Durante o sequestro, um sem fim de auto-torturas. O tempo parecia não passar, um calor sufocante me tirava o fôlego: não conseguia respirar sua presença. Qual será minha culpa? Por que tanto abandono, medo e arrependimento? Ao longe, podia ouvir Marcelo Camelo cantando uma daquelas letras pseudo-intelectuais. Nem pra ter bom gosto musical, esse sequestrador filho da puta... Me fazer engolir rockinhos modernetes com letras melosas e suicidas era a pior parte, sem dúvida. Breve, muito breve, eu sabia que poderia suspirar da pedra mais alta, mergulhar na transparência com um cardume brilhante de sardinhas e me sentir livre como nunca. Mas agora não. Agora era rezar pra ele (o sequestrador, eu mesma?) ter compaixão. COM PAIXÃO. Por favor, por piedade, eu não quero passar por isso de novo. De novo não! Não quero dor, não quero lágrimas, não quero abandono.

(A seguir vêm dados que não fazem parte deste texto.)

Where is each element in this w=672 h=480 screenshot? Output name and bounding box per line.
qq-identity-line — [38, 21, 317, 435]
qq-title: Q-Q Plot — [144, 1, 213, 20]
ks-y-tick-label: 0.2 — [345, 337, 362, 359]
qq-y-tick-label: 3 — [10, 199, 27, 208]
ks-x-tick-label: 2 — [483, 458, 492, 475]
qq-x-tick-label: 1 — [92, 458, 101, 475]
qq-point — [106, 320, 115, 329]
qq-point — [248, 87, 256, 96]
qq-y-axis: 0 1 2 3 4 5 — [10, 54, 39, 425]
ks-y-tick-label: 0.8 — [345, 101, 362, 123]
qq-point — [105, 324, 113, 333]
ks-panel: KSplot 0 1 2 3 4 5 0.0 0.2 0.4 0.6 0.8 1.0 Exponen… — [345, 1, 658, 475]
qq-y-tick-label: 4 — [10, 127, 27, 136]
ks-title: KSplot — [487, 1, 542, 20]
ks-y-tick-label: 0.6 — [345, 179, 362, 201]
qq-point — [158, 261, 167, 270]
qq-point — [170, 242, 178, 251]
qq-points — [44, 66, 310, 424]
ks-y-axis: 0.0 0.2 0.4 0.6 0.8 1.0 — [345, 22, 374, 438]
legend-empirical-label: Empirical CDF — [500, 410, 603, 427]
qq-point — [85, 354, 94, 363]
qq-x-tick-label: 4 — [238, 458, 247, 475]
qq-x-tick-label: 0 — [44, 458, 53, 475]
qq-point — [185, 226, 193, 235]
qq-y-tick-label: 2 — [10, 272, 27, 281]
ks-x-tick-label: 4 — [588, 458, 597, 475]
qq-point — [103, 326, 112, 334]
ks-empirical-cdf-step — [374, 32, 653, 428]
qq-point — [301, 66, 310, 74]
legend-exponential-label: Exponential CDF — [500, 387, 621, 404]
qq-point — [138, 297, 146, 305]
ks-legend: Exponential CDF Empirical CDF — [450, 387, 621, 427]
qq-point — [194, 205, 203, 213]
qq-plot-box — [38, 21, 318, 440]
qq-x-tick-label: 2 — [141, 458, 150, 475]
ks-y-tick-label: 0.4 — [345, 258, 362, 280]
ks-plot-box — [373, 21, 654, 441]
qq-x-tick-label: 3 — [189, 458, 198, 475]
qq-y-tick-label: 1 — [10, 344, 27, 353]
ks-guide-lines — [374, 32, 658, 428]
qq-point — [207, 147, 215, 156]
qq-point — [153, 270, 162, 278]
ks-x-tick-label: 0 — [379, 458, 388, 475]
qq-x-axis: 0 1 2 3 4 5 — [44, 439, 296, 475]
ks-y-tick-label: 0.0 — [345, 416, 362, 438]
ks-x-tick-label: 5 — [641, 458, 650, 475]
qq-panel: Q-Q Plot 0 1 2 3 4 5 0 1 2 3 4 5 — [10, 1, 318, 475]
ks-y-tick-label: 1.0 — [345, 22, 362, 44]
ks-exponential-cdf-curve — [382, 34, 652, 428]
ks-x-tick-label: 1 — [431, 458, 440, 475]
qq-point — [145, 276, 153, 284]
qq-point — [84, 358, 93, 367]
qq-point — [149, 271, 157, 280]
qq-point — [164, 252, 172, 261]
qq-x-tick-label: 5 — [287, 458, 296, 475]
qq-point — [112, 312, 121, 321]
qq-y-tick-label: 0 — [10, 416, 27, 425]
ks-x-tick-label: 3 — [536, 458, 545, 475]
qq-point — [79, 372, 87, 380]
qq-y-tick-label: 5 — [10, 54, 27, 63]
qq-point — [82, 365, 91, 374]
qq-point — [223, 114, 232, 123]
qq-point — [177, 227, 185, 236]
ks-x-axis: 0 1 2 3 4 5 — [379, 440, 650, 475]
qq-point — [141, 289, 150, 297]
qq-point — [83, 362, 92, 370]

Quero morango com chantilly delivery.
Passos de gigante juntos.
Ternura e cafés da manhã com flores.

É isso que eu quero.

E é isso que eu queria ter te falado, desde sempre.

[ufa]

sexta-feira, 9 de dezembro de 2011

bliss

Vou confessar uma coisa: faz tempo que não me sinto assim. Essa lufada de vento que escancarou a porta, a janela, a camisa, a boca. Parece um tufão, um swell gigante desses que cobrem o pier do porto...
Fiquei tão tonta que decidi ir ao médico. Disse a ele que devia ser o labirinto, mas ele receitou remédio pro coração: serenidade. É indicado que eu viva tudo com os olhos e ouvidos bem fechados para o resto do mundo. É profundamente indicado que eu me esqueça do abandono, das ameaças, que eu limpe meu dna emocional das marcas e feridas. "Isso aí é felicidade na certa", ele disse. "Só que tudo em excesso faz mal, você sabe, né?"
Pra amenizar os sintomas: mergulhos no azul, muitos jantares com amigos, algum sol e duas sessões de cinema.

Viver tudo novo.
De novo, mas como se fosse a primeira vez.

O segredo não é correr atrás das borboletas. É cuidar do jardim pra que elas venham até você.
[Quintana]

quinta-feira, 1 de dezembro de 2011

já vi esse filme

Eu me lembro bem quando a gente se conheceu. Você estava sem camisa, fazia calor e eu usava calça de sarja. Achei que você era mais um desses, livre pra amores que vem e vão - e não estava enganada. Mas você me disse que o horizonte era logo ali e que era lindo. Então eu achei que podia pegar o sol com a mão sem me queimar. Mas seu discurso não ecoava em mim. Não acredito em pessoas que não me encaram por mais de dez segundos. Achei você lindo, mas frágil como um graveto seco. E sua fragilidade me comoveu. Me apaixonei pela perspectiva de te salvar, mas a verdade é que a gente não salva ninguém. Já vi esse filme, e nessa eu não caio mais não. Muito obrigada.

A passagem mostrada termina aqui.